The Lord answers Jeremiah in the faith that he has just proclaimed, “I am the Lord, the God of all mankind.  Is anything too hard for me?” (v27).  The Lord then explains just how evil the people are and describes the things they’ve done.  He uses strong language.  The actions of the people have been numerous and are “an incredible evil” (v35).  Then the Lord promises to Jeremiah that there will be a day of restoration.  “They will be My people, and I will be their God”, “I will give them one heart and one purpose: to worship Me forever, for their good and for the good of all their descendants”, “I will make an everlasting covenant with them: I will never stop doing good for them”, and “I will put a desire in their hearts to worship Me and they will never leave Me.” (v38-40)  In this, the Lord tells Jeremiah that the city, the nation, and the people will function once again.  There will be buying and selling of land and that land that he has bought has a purpose.  That purpose was to illustrate to all the people that Jeremiah had hope in the Lord and the Lord had made a promise.  He was demonstrating, maybe without knowing it, that they were still invested in that promise even in the face of annihilation.

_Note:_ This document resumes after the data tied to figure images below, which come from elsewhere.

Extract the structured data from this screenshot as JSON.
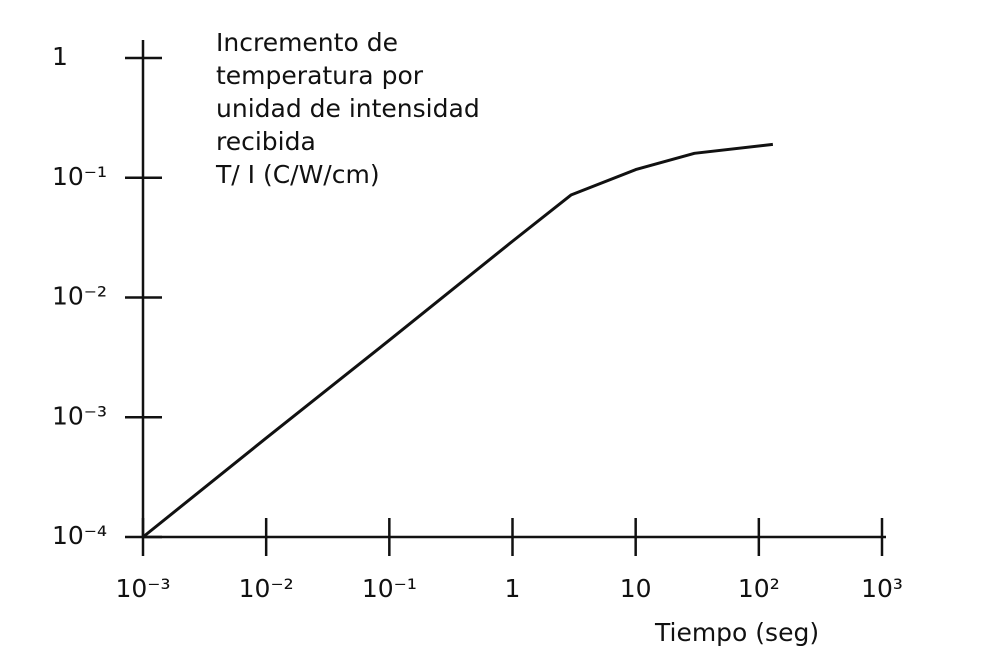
{
  "chart_data": {
    "type": "line",
    "ylabel": [
      "Incremento de",
      "temperatura por",
      "unidad de intensidad",
      "recibida",
      "T/ I   (C/W/cm)"
    ],
    "xlabel": "Tiempo (seg)",
    "xscale": "log",
    "yscale": "log",
    "grid": false,
    "xlim": [
      0.001,
      1000
    ],
    "ylim": [
      0.0001,
      1
    ],
    "xticks": [
      {
        "value": 0.001,
        "label": "10⁻³"
      },
      {
        "value": 0.01,
        "label": "10⁻²"
      },
      {
        "value": 0.1,
        "label": "10⁻¹"
      },
      1,
      10,
      {
        "value": 100,
        "label": "10²"
      },
      {
        "value": 1000,
        "label": "10³"
      }
    ],
    "yticks": [
      {
        "value": 0.0001,
        "label": "10⁻⁴"
      },
      {
        "value": 0.001,
        "label": "10⁻³"
      },
      {
        "value": 0.01,
        "label": "10⁻²"
      },
      {
        "value": 0.1,
        "label": "10⁻¹"
      },
      1
    ],
    "series": [
      {
        "color": "#111111",
        "x": [
          0.001,
          0.01,
          0.1,
          1,
          3,
          10,
          30,
          130
        ],
        "values": [
          0.0001,
          0.00067,
          0.0044,
          0.0295,
          0.072,
          0.117,
          0.16,
          0.19
        ]
      }
    ]
  }
}
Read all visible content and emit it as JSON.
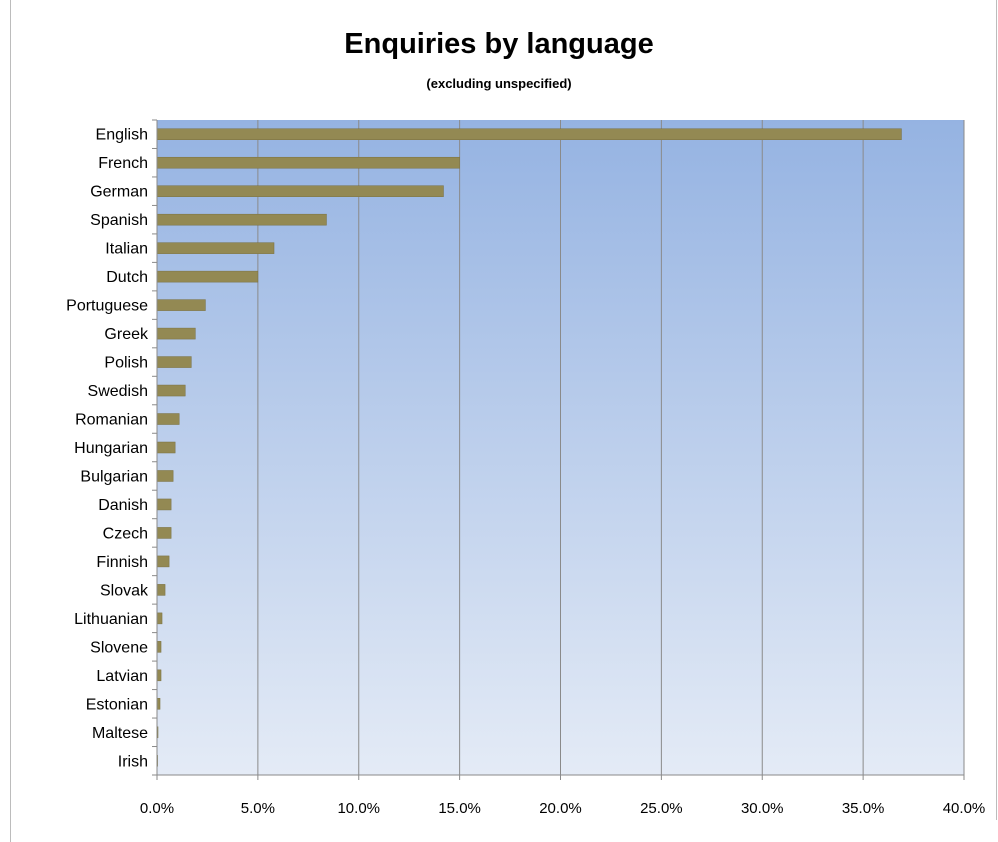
{
  "chart_data": {
    "type": "bar",
    "orientation": "horizontal",
    "title": "Enquiries by language",
    "subtitle": "(excluding unspecified)",
    "categories": [
      "English",
      "French",
      "German",
      "Spanish",
      "Italian",
      "Dutch",
      "Portuguese",
      "Greek",
      "Polish",
      "Swedish",
      "Romanian",
      "Hungarian",
      "Bulgarian",
      "Danish",
      "Czech",
      "Finnish",
      "Slovak",
      "Lithuanian",
      "Slovene",
      "Latvian",
      "Estonian",
      "Maltese",
      "Irish"
    ],
    "values": [
      36.9,
      15.0,
      14.2,
      8.4,
      5.8,
      5.0,
      2.4,
      1.9,
      1.7,
      1.4,
      1.1,
      0.9,
      0.8,
      0.7,
      0.7,
      0.6,
      0.4,
      0.25,
      0.2,
      0.2,
      0.15,
      0.05,
      0.02
    ],
    "xlim": [
      0,
      40
    ],
    "xticks": [
      "0.0%",
      "5.0%",
      "10.0%",
      "15.0%",
      "20.0%",
      "25.0%",
      "30.0%",
      "35.0%",
      "40.0%"
    ],
    "xtick_values": [
      0,
      5,
      10,
      15,
      20,
      25,
      30,
      35,
      40
    ],
    "grid": true,
    "legend": "none",
    "colors": {
      "bar": "#938953",
      "bar_edge": "#7a7040",
      "plot_top": "#95b3e2",
      "plot_bottom": "#e4ebf6",
      "gridline": "#8a8a8a"
    }
  }
}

Are you in conversation with the Lord?  Is He leading you in actions or words to do things that make no reasonable sense to you?  Are you in the middle of an impossible attack with apparent certain defeat and it appears that God is not going to rescue you?  Do you think your actions or words are senseless or mindless and have no purpose? 

Maybe you are in what seems to be a hopeless situation.  But, no matter how bad the circumstances, remember Jeremiah, who followed God to buy land as the nation was conquered.  Join Him in faith and lay hold of the promises of the all-powerful God!  Nothing is too hard for Him!